SURFACE SIMPLIFICATION:

Measuring error on simplified surfaces


Metro is a tool designed to evaluate the difference between two triangular meshes. Metro adopts an approximated approach based on surface sampling and point-to-surface distance computation. 

The new version for the Windows platform, returns only numerical results (maximum and mean error, volume difference, surface difference, etc.).  

Three different surface sampling methods are implemented:

Subdivision sampling

Similar Triangles sampling

Note that the three methods described above are used to sample only the interior of each face. A different scheme is used to sample vertices and edges: vertices are sampled in the straightforward manner, while edges are sampled by uniformly interleaving samples along each edge.

The Metro Software

Metro is a command-line tool which allows the user to select among different sampling schemes.

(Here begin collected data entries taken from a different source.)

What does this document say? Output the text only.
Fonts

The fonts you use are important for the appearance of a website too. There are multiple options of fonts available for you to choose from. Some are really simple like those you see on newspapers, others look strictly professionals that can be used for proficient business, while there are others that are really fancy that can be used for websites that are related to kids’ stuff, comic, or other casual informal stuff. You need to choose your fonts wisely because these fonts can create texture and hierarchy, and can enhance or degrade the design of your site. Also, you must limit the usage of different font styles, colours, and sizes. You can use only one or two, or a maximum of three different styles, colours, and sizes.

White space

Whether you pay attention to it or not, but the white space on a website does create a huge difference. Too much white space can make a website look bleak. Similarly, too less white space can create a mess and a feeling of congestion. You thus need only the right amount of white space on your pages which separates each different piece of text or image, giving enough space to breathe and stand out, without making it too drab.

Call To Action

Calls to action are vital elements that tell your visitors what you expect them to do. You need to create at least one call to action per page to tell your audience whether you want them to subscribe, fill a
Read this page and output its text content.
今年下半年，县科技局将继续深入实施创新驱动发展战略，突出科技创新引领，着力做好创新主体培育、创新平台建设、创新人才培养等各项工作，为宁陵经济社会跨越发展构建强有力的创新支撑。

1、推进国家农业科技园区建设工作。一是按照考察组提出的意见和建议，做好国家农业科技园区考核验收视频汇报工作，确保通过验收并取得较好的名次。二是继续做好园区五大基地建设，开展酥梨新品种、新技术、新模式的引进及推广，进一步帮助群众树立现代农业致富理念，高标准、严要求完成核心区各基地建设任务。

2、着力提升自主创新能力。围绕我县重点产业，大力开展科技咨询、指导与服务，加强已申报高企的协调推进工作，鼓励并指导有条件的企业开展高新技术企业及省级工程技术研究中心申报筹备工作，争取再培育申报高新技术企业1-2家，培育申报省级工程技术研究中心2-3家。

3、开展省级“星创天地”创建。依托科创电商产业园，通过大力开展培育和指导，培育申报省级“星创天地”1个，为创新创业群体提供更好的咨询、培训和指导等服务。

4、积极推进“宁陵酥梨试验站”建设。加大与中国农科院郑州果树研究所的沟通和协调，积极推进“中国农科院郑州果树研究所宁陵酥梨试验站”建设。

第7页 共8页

A list of the command-line parameters accepted by the tool is shown in the following.

Usage: Metro file1 file2 [opt]

where "file1" and "file2" are the input meshes in PLY or SMF format, and opt can be:

-V  disable vertex sampling
-E  disable edge sampling
-F  disable face sampling
-Sx set the face sampling mode
    where x can be:
    M  montecarlo sampling (default)
    S  subdivision sampling
    T  similar triangles sampling
-N# set the required number of samples (overrides -A, default: 10 x #faces)
-A# set the required number of samples per area unit (overrides -N)
-Hxxx.yyy save histogram of error values in the file xxx.yyy

By default vertex, edge and face sampling are enabled.


Example:     Metro mesh1.ply mesh2.smf -SS -N50000 -E 

compares the two input meshes using the subdivision method for face sampling with a sampling step of 12.5 samples/area_unit; edge sampling is disabled.

The numerical results retuned are as follows:

-------------------------------
Metro
release date: Nov 26 2002
-------------------------------

reading the mesh 'mesh1.ply'...done
reading the mesh 'mesh2.smf'...done
Mesh info:
M1: 'mesh1.ply'
vertices 5052
faces 10000
area 790329.3211
bbox (-256.5977 -399.9384 -1732.1525)-(210.8112 101.2027 -1472.8544)
bbox diagonal 732.699854
M2: 'mesh2.smf'
vertices 2031
faces 3999
area 789830.8269
bbox (-256.7550 -399.2310 -1732.2300)-(210.8110 101.1740 -1473.0200)
bbox diagonal 732.265616

Forward distance (M1 -> M2):
target # samples : 50000
target # samples/area : 0.063265
Vertex sampling
Subdivision face sampling
distance:
max : 3.160912 (0.004042 with respect to bounding box diagonal)
mean : 0.138594
RMS : 0.204879
# vertex samples 5052
# area samples 44947
# total samples 49999
samples per area unit: 0.063264


Backward distance (M2 -> M1):
target # samples : 50000
target # samples/area : 0.063305
Vertex sampling
Subdivision face sampling
distance:
max : 2.159845 (0.002762 with respect to bounding box diagonal)
mean : 0.129528
RMS : 0.188315
# vertex samples 2031
# area samples 47967
# total samples 49998
samples per area unit: 0.063302


Hausdorff distance: 3.160912 (0.004042 with respect to bounding box diagonal)
Computation time : 3174 ms
# samples/second : 31504.725898

Download

You can now download the PC version of the Metro software from our downloading page:

Download Metro v3.1 for Windows

Linux version (coming soon!)

For any problem, please contact  P. Cignoni.


 

The previous Metro version (v.2.5) was released in public domain on Oct. '98 and was running just on the SGI Irix platform.

Download Metro 2.5 Download the paper describing Metro

A snapshot of Metro v2.5 output window is in the image below  (graphic output is provided only by Metro v2.5 running on SGI platform!).


Papers

Metro: measuring error on simplified surfaces
P. Cignoni, C. Rocchini and R. Scopigno
Computer Graphics Forum, Blackwell Publishers, vol. 17(2), June 1998, pp 167-174

Abstract
This paper presents a new tool, Metro, designed to compensate for a deficiency in many simplification methods proposed in literature. Metro allows one to compare the difference between a pair of surfaces (e.g. a triangulated mesh and its simplified representation) by adopting a surface sampling approach. It has been designed as a highly general tool, and it does no assuption on the particular approach used to build the simplified representation. It returns both numerical results (meshes areas and volumes, maximum and mean error, etc.) and visual results, by coloring the input surface according to the approximation error.